The exterior of San Jose City Hall on a sunny day.
San Jose City Hall is pictured in this file photo. Over the next few months, councilmembers, city workers and residents will engage in meetings to determine the final budget.

San Jose officials have a daunting task of balancing the budget as they attempt to preserve city services with a $52.1 million shortfall.

The San Jose City Council unanimously approved Mayor Matt Mahan’s March budget message on Tuesday, but not before numerous councilmembers added their own amendments around housing, homelessness and other city services. Over the next few months, councilmembers, city workers and residents will engage in meetings to determine the final budget. The city manager will release a detailed budget, outlining the costs in May. The final budget will be adopted June 18.

Councilmembers Peter Ortiz, Domingo Candelas and Sergio Jimenez asked the city manager to find ways to increase park funding, expand the non-law-enforcement TRUST program, which operates a mental health mobile field team, and ensure dollars are saved for affordable housing development.

They also asked for analysis of the long-term effect of the various potential housing plants, including the mayor’s plan to once again shift Measure E dollars toward temporary housing. Measure E is a property transfer tax approved by voters in 2020 that applies to property transfers of $2 million or more.

Ortiz, Candelas and Jimenez want to ensure enough dollars are saved for affordable housing development.

“It’s not a matter of either or, but rather a ‘yes and’ approach,” Candelas said. “While we understand the difficult decisions that lie ahead, given the deficit, I want to urge keeping both, ending homelessness and increasing the availability of affordable housing as top priorities.”

A similar Measure E proposal by Mahan last year was met with fierce opposition, and the council settled on a spending plan that favored affordable housing development, instead of temporary homeless housing.

Mahan may have more success this year shifting those dollars in favor of temporary housing development. He appears to have a stronger base and may be able to sway more support because of a potential November regional housing measure that would unlock more funding for affordable and permanent supportive housing.

Councilmember David Cohen said because the city has committed to building out more temporary homeless housing, the city must find a way to cover the costs — and Measure E is a possible solution.

Ortiz, Candelas and Jimenez also proposed eliminating “redundant or unessential positions” in the mayor’s office, as a cost-cutting measure.

Councilmember Dev Davis made a motion to not include that as part of the city’s budget and called it “inappropriate.”

“It’s really important that we as a council frankly, refrain from any potshots at each other,” Davis said at the meeting. “At the same time, I know where this came from. I think it’s indicative of the state of the relationships on this council, some with each other and also with the mayor, and it’s not good.”

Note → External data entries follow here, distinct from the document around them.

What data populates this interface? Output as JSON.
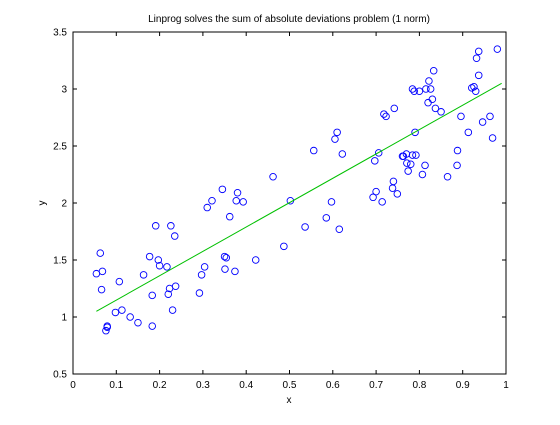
{
  "chart_data": {
    "type": "scatter",
    "title": "Linprog solves the sum of absolute deviations problem (1 norm)",
    "xlabel": "x",
    "ylabel": "y",
    "xlim": [
      0,
      1
    ],
    "ylim": [
      0.5,
      3.5
    ],
    "xticks": [
      "0",
      "0.1",
      "0.2",
      "0.3",
      "0.4",
      "0.5",
      "0.6",
      "0.7",
      "0.8",
      "0.9",
      "1"
    ],
    "yticks": [
      "0.5",
      "1",
      "1.5",
      "2",
      "2.5",
      "3",
      "3.5"
    ],
    "grid": false,
    "legend": "none",
    "colors": {
      "points": "#0000ff",
      "fit_line": "#00c000",
      "axes": "#000000"
    },
    "series": [
      {
        "kind": "scatter",
        "marker": "circle",
        "x": [
          0.054,
          0.063,
          0.066,
          0.068,
          0.076,
          0.079,
          0.079,
          0.098,
          0.107,
          0.113,
          0.132,
          0.15,
          0.163,
          0.177,
          0.183,
          0.183,
          0.191,
          0.197,
          0.2,
          0.217,
          0.22,
          0.223,
          0.226,
          0.23,
          0.235,
          0.237,
          0.292,
          0.297,
          0.304,
          0.31,
          0.321,
          0.345,
          0.35,
          0.351,
          0.354,
          0.362,
          0.374,
          0.377,
          0.38,
          0.393,
          0.422,
          0.462,
          0.487,
          0.502,
          0.536,
          0.556,
          0.585,
          0.597,
          0.605,
          0.61,
          0.615,
          0.622,
          0.693,
          0.697,
          0.7,
          0.706,
          0.714,
          0.718,
          0.723,
          0.738,
          0.74,
          0.742,
          0.749,
          0.761,
          0.763,
          0.77,
          0.771,
          0.774,
          0.78,
          0.784,
          0.784,
          0.788,
          0.79,
          0.792,
          0.8,
          0.807,
          0.813,
          0.815,
          0.82,
          0.822,
          0.826,
          0.83,
          0.833,
          0.837,
          0.85,
          0.865,
          0.887,
          0.888,
          0.896,
          0.913,
          0.921,
          0.926,
          0.93,
          0.932,
          0.937,
          0.937,
          0.946,
          0.963,
          0.969,
          0.98
        ],
        "y": [
          1.38,
          1.56,
          1.24,
          1.4,
          0.88,
          0.92,
          0.91,
          1.04,
          1.31,
          1.06,
          1.0,
          0.95,
          1.37,
          1.53,
          1.19,
          0.92,
          1.8,
          1.5,
          1.45,
          1.44,
          1.2,
          1.25,
          1.8,
          1.06,
          1.71,
          1.27,
          1.21,
          1.37,
          1.44,
          1.96,
          2.02,
          2.12,
          1.53,
          1.42,
          1.52,
          1.88,
          1.4,
          2.02,
          2.09,
          2.01,
          1.5,
          2.23,
          1.62,
          2.02,
          1.79,
          2.46,
          1.87,
          2.01,
          2.56,
          2.62,
          1.77,
          2.43,
          2.05,
          2.37,
          2.1,
          2.44,
          2.01,
          2.78,
          2.76,
          2.13,
          2.19,
          2.83,
          2.08,
          2.41,
          2.41,
          2.43,
          2.35,
          2.28,
          2.34,
          3.0,
          2.42,
          2.98,
          2.62,
          2.42,
          2.98,
          2.25,
          2.33,
          3.0,
          2.88,
          3.07,
          3.0,
          2.91,
          3.16,
          2.83,
          2.8,
          2.23,
          2.33,
          2.46,
          2.76,
          2.62,
          3.01,
          3.02,
          2.98,
          3.27,
          3.33,
          3.12,
          2.71,
          2.76,
          2.57,
          3.35
        ]
      },
      {
        "kind": "line",
        "x": [
          0.054,
          0.99
        ],
        "y": [
          1.05,
          3.05
        ]
      }
    ]
  }
}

Vice Mayor Rosemary Kamei asked the mayor to adjust his message, and include direction to outlaw “vanlords” — people who rent usually broken down RVs to homeless residents.

She also touted the mayor’s children and youth master plan, which aims to provide marginalized children opportunities to a myriad of services to meet their needs and explore college and career pathways. This pilot program would specifically focus on youth in Poco Way/Mayfair and Seven Trees/Santee communities, and fund workers at both the Starbird and Berryessa Youth centers.

Councilmember Omar Torres said while he is proud of the programs to support small businesses and clean blight, he hopes to see more funding for prevention services for the city’s most disenfranchised youth, particularly in the East San Jose.

While several councilmembers want to do more, the city will be forced to scale back because of the $52.1 million shortfall.

Key sources of city funding such as sales and property taxes are projected to trend down over the next five years, and the city will have higher operating costs because of raises given to union workers last year. San Jose will also have to dish out $25 million to clear out the estimated 1,000 homeless people from encampments along creeks and rivers by June in response to a mandate by the San Francisco Bay Regional Water Quality Control Board. If the city fails to do so, it could face litigation and $60,000 in daily fines per pollutant.

There are several programs funded over the past few years on a one-time basis that no longer have funding, including several BeautifySJ pilot programs and the San Jose Police Department sworn backfill reserve program. Maintaining all these programs will cost $23.5 million the city does not have, forcing either a reduction in services or cuts elsewhere.

“This year…we have a tougher job ahead of us,” Mahan said. “We know there are many, many needs in our community (and we’ve tried to draft a budget) in a way that enables us to continue to provide critical city services, while still making progress in the council’s adopted focus areas.”